The comedian spoke as he backed an initiative by Amy Winehouse's father to tackle young people's drug and drink problems that "does not moralise" and does not tell children not to take drugs.
The Amy Winehouse Resilience Programme will be rolled out to 50 secondary schools across England and will provide a free confidential phone and online service for young people, supported by Childline.
It will also use recovering addicts to tell their stories in schools, rather than medical workers, police or teachers.

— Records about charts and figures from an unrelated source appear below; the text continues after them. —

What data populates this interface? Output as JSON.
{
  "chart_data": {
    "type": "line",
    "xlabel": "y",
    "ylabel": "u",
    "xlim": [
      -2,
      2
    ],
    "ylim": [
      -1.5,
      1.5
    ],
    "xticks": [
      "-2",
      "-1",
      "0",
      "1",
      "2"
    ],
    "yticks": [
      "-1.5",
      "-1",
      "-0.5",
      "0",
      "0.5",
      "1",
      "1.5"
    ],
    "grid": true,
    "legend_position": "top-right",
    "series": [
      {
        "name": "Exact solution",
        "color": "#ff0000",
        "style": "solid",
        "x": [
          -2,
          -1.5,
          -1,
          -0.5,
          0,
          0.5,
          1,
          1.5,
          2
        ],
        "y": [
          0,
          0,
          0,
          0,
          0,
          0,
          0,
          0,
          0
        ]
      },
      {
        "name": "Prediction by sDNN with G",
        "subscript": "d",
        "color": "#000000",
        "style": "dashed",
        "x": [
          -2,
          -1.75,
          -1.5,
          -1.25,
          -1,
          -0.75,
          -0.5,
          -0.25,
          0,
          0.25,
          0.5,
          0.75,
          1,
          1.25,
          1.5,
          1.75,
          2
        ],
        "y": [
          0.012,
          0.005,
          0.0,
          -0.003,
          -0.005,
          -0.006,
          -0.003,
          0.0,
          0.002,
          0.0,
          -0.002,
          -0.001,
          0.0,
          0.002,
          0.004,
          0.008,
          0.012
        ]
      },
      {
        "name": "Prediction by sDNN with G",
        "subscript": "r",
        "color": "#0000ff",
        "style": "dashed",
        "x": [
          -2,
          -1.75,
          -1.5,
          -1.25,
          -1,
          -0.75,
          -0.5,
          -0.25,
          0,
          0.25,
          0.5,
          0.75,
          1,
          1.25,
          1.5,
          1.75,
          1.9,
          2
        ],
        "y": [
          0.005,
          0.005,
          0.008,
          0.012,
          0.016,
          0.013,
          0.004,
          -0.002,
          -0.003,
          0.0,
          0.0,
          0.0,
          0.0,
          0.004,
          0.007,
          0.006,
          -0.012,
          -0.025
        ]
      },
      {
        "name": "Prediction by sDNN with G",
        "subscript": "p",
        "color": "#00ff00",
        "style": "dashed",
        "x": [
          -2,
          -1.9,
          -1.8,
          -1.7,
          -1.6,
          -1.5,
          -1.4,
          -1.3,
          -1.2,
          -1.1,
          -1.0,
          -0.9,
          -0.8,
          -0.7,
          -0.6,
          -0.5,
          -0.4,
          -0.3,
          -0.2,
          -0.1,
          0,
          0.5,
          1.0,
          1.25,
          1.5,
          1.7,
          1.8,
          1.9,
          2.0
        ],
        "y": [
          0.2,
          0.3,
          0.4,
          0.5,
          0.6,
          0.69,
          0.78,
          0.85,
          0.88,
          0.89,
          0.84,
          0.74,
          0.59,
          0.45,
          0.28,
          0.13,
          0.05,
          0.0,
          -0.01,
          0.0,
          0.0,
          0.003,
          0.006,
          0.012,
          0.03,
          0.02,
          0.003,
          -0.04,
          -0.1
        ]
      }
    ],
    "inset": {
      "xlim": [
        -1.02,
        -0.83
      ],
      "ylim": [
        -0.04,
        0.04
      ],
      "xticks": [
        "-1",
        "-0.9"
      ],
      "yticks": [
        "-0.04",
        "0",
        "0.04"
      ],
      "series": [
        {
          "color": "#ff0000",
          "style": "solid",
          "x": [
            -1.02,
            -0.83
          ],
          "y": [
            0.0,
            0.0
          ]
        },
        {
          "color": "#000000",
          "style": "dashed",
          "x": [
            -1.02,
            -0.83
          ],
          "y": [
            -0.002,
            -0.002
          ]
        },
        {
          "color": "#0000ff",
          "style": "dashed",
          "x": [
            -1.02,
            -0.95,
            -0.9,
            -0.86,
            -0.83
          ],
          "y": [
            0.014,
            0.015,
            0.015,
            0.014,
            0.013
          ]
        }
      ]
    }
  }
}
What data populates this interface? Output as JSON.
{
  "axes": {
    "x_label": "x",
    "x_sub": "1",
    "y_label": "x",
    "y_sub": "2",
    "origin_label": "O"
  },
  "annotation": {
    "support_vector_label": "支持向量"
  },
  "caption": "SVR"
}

Russell, who stars in Get Him To The Greek, is now clean of drugs and alcohol, and threw his backing behind the programme.
"When you are talking to young people about drugs and alcohol, what's important is not to moralise about it or say 'don't do drugs' or futile, impotent messages that don't reach young people," he said.
"I think that it's important to address why people drink or take drugs in the first place, whether they are young or old. I remember when I was a kid the reason drugs first became attractive to me was because I felt kind of lonely and felt sad.
"What's important to me is the emotional and spiritual issues that underlie drug use in schools and in communities.
"I think if people have a facility and a system to address those emotional difficulties, then the patterns around their drug use, alcoholism also, will change."
Behind the programme is Mitch Winehouse, the late singer's father, who said he learned that his approach with daughter Amy, who died aged 27 in July 2011 from accidental alcohol poisoning, would "never work" for young people.